I don't think that's a fair position to take, fair to yourself that is. The company then is not the same as it is now. Enough time has passed since then and now that it's safe to assume that all the people in important positions have been partly replaced, and I'm sure the majority of those who remain are now in different situations than they were back then.

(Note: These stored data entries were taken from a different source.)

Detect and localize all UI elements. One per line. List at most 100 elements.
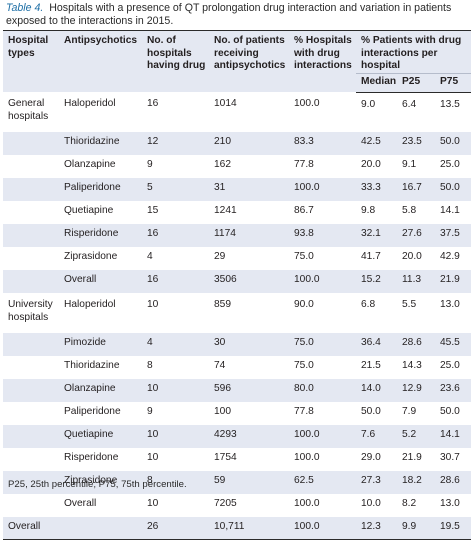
cell-num-hospitals: 8 <box>142 471 209 494</box>
header-p75: P75 <box>435 73 472 93</box>
cell-antipsychotic: Quetiapine <box>59 425 142 448</box>
cell-p75: 50.0 <box>435 132 472 155</box>
cell-antipsychotic: Risperidone <box>64 452 119 463</box>
cell-median: 36.4 <box>356 333 397 356</box>
cell-antipsychotic <box>59 517 142 540</box>
data-table: Hospital types Antipsychotics No. of hos… <box>3 30 472 540</box>
cell-pct-hospitals: 100.0 <box>289 517 356 540</box>
cell-antipsychotic: Overall <box>64 498 97 509</box>
cell-num-hospitals: 16 <box>142 270 209 293</box>
cell-hospital-type <box>3 224 59 247</box>
cell-p25: 23.5 <box>397 132 435 155</box>
cell-pct-hospitals: 75.0 <box>289 333 356 356</box>
cell-antipsychotic: Paliperidone <box>59 178 142 201</box>
cell-p75: 25.0 <box>440 360 460 371</box>
cell-num-patients: 162 <box>214 159 231 170</box>
table-row: University hospitals Haloperidol 10 859 90.0… <box>3 293 471 333</box>
cell-pct-hospitals: 100.0 <box>294 98 320 109</box>
cell-hospital-type <box>3 356 59 379</box>
cell-median: 14.0 <box>356 379 397 402</box>
table-row: Thioridazine 12 210 83.3 42.5 23.5 50.0 <box>3 132 472 155</box>
cell-antipsychotic: Olanzapine <box>59 379 142 402</box>
table-row: Risperidone 10 1754 100.0 29.0 21.9 30.7 <box>3 448 471 471</box>
cell-p25: 5.5 <box>402 299 417 310</box>
cell-pct-hospitals: 77.8 <box>294 159 314 170</box>
cell-num-hospitals: 10 <box>147 299 159 310</box>
cell-antipsychotic: Risperidone <box>59 224 142 247</box>
cell-p25: 6.4 <box>402 98 417 110</box>
cell-num-hospitals: 15 <box>147 205 159 216</box>
header-num-patients: No. of patients receiving antipsychotics <box>209 30 289 92</box>
cell-hospital-type: University hospitals <box>8 299 53 323</box>
table-row: Olanzapine 10 596 80.0 14.0 12.9 23.6 <box>3 379 472 402</box>
table-row: General hospitals Haloperidol 16 1014 100.0 9… <box>3 92 471 132</box>
cell-p75: 50.0 <box>440 406 460 417</box>
cell-p25: 9.1 <box>402 159 417 170</box>
cell-median: 27.3 <box>356 471 397 494</box>
cell-antipsychotic: Haloperidol <box>64 98 116 109</box>
cell-num-patients: 31 <box>209 178 289 201</box>
cell-p75: 30.7 <box>440 452 460 463</box>
header-median: Median <box>356 73 397 93</box>
cell-p75: 25.0 <box>440 159 460 170</box>
cell-pct-hospitals: 100.0 <box>289 178 356 201</box>
cell-median: 10.0 <box>361 498 381 509</box>
table-row: Overall 10 7205 100.0 10.0 8.2 13.0 <box>3 494 471 517</box>
cell-pct-hospitals: 90.0 <box>294 299 314 310</box>
cell-antipsychotic: Pimozide <box>59 333 142 356</box>
table-row: Ziprasidone 8 59 62.5 27.3 18.2 28.6 <box>3 471 472 494</box>
cell-pct-hospitals: 62.5 <box>289 471 356 494</box>
cell-pct-hospitals: 100.0 <box>289 425 356 448</box>
cell-num-hospitals: 10 <box>147 452 159 463</box>
table-row: Pimozide 4 30 75.0 36.4 28.6 45.5 <box>3 333 472 356</box>
cell-median: 20.0 <box>361 159 381 170</box>
cell-p25: 11.3 <box>397 270 435 293</box>
cell-pct-hospitals: 80.0 <box>289 379 356 402</box>
cell-pct-hospitals: 100.0 <box>289 270 356 293</box>
cell-median: 41.7 <box>361 251 381 262</box>
cell-p25: 8.2 <box>402 498 417 509</box>
cell-num-patients: 29 <box>214 251 226 262</box>
header-p25: P25 <box>397 73 435 93</box>
header-antipsychotics: Antipsychotics <box>59 30 142 92</box>
cell-hospital-type <box>3 132 59 155</box>
cell-p25: 5.8 <box>402 205 417 216</box>
table-header: Hospital types Antipsychotics No. of hos… <box>3 30 472 93</box>
cell-median: 42.5 <box>356 132 397 155</box>
cell-antipsychotic: Quetiapine <box>64 205 114 216</box>
header-pct-hospitals: % Hospitals with drug interactions <box>289 30 356 92</box>
cell-p25: 9.9 <box>397 517 435 540</box>
caption-text: Hospitals with a presence of QT prolonga… <box>6 2 452 27</box>
cell-pct-hospitals: 100.0 <box>294 498 320 509</box>
cell-median: 21.5 <box>361 360 381 371</box>
cell-p75: 14.1 <box>435 425 472 448</box>
cell-p75: 14.1 <box>440 205 460 216</box>
cell-antipsychotic: Paliperidone <box>64 406 121 417</box>
cell-pct-hospitals: 75.0 <box>294 251 314 262</box>
cell-pct-hospitals: 86.7 <box>294 205 314 216</box>
cell-antipsychotic: Haloperidol <box>64 299 116 310</box>
cell-hospital-type <box>3 247 59 270</box>
header-pct-patients: % Patients with drug interactions per ho… <box>356 30 472 74</box>
cell-median: 15.2 <box>356 270 397 293</box>
cell-antipsychotic: Thioridazine <box>64 360 120 371</box>
cell-p75: 45.5 <box>435 333 472 356</box>
cell-hospital-type <box>3 402 59 425</box>
cell-hospital-type <box>3 201 59 224</box>
cell-hospital-type <box>3 448 59 471</box>
cell-num-patients: 1754 <box>214 452 237 463</box>
table-footnote: P25, 25th percentile; P75, 75th percenti… <box>8 479 187 490</box>
cell-antipsychotic: Overall <box>59 270 142 293</box>
table-row: Ziprasidone 4 29 75.0 41.7 20.0 42.9 <box>3 247 471 270</box>
table-row: Thioridazine 8 74 75.0 21.5 14.3 25.0 <box>3 356 471 379</box>
cell-median: 32.1 <box>356 224 397 247</box>
cell-p25: 21.9 <box>402 452 422 463</box>
cell-num-patients: 30 <box>209 333 289 356</box>
cell-p75: 23.6 <box>435 379 472 402</box>
cell-p75: 28.6 <box>435 471 472 494</box>
header-num-hospitals: No. of hospitals having drug <box>142 30 209 92</box>
cell-p25: 14.3 <box>402 360 422 371</box>
cell-median: 9.8 <box>361 205 376 216</box>
cell-p25: 5.2 <box>397 425 435 448</box>
cell-p75: 13.5 <box>440 98 460 110</box>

I think it's wrong to withhold fair consideration for MS products (specifically) just because they did something you think is wrong years ago.

anon4|10 years ago

You can't forgive a corporation. Corporations aren't people, they have no conscience, no morals and no ethics. The entire concept of forgiving them, or being angry at them or whatever doesn't make sense. It's like forgiving a lion for eating your brother and thinking it won't eat you. It's a lion. It will eat you when it gets hungry. That is its nature.

blumkvist|10 years ago

>Let them die.

I wouldn't hold my breath.

criddell|10 years ago

Microsoft isn't going to die, but their enormous influence has eroded nicely. They're a mature, profitable, mostly boring company and I'm okay with that. XBox is pretty hip, but the reset of the company is about as interesting to the general public as Oracle, Cisco, or IBM.

yread|10 years ago

> cancerous attitude

seriously?

hga|10 years ago

Seriously. Microsoft has an unmatched record of screwing pretty much everyone who did business with them, and otherwise abusing their position in the market. Worse than IBM when IBM was in their position.